Wednesday the day of surgery finally came, we arrived and got set-up in the pre-op room. IVs were inserted and just before they were getting ready to put me under, the doctor came in and said he reviewed my charts again. He missed the depth of my melanoma and needed me to get more testing done. Surgery was postponed to Friday at the hospital where I would first go to Nuclear Medicine to pinpoint lymph nodes that if the cancer had spread would be on the path first to receive the cancer cells. Nuclear Medicine would mark in my arm pit where the lymph node removal would occur during surgery and it would be tested during surgery. Surgery would be about 5 hours and I would wake up to find out if it had spread. I remember trying to hold it together and get dressed. Walking out to the parking lot and breaking down.
The longest 48 hours of my life. It was full of thinking about what happens to my kids if it spread, what are my chances of surviving, what treatment options would there be, all the fear induced thoughts you can imagine.
Surgery came – 7 hours later I was cancer free. My lymph nodes were without any cancer cells. I awoke to the best news I could hear. Recovery took weeks, as there were about 75 stitches in the shape of a candy cane on my back right shoulder. Now started the healing and seeing my new dermatologist PA and Dr. at a different hospital. Within the next 4 months, I had six severe moles removed with biopsies followed by outpatient surgeries. I was about 2 weeks without stitches by December. My Dr. decided it was time for a break so I could mentally recover. Every time there was a biopsy, it was a waiting game – do I have cancer? Has it spread? The fear took hold of every thought.
Over the next few years, I would continue to have biopsies with severe or moderate moles followed by outpatient surgery. In total, I have had 16 outpatient surgeries since 2017 for moderate and severe moles. My skin checks are every 3-6 months. There is not a day that goes by that I do not think about “what if”. Daily skin checks. Umbrellas, hats, long sleeves, sunscreen, and cover-ups. Planning for my son’s baseball games wondering if there will be shade available. Checking my Apple watch for the UV index before stepping out of the house. I live with this new reality every day.
My new Dermatology team listens. They biopsy what I want them to and take what they think needs gone. We are a team that is treating my skin trying to stay ahead of another cancer diagnosis. I just had my 40th birthday – I spent the day after having an outpatient surgery for a spot on my abdomen. Not the way I imagined my 40th, but I am also thankful it is one less mole to worry about.

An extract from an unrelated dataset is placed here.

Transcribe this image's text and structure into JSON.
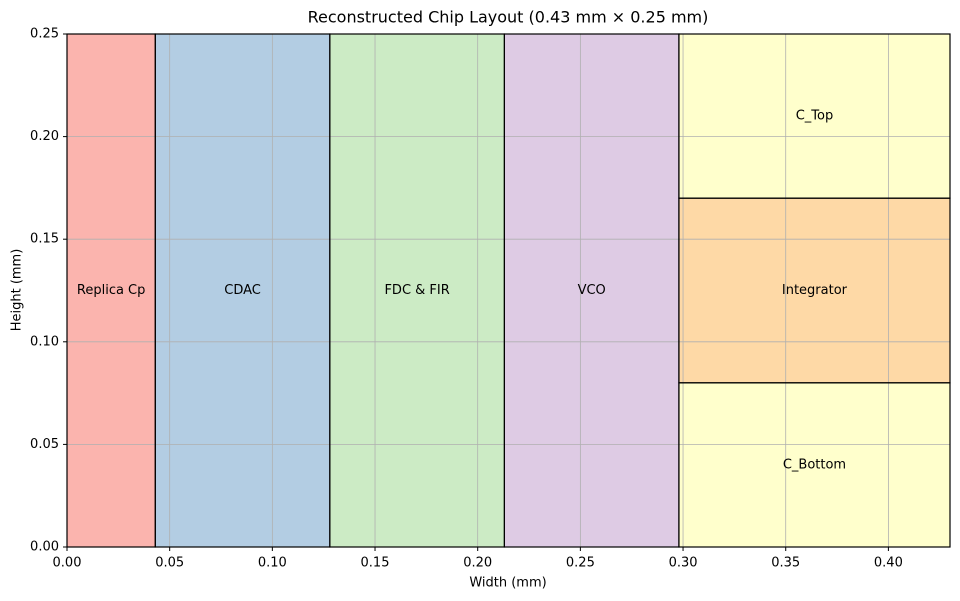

It is so important to advocate for yourself. If I had, the melanoma most likely would have been removed at the severe stage prior to cancer. Do not rely on doctors that rush you in and out the door. Do not rely on doctors that do not listen to your concerns. Find professionals that listen to you. Find professionals that look at your chart and take pictures. Find professionals that care about what they are doing and not looking at you as just another insurance claim.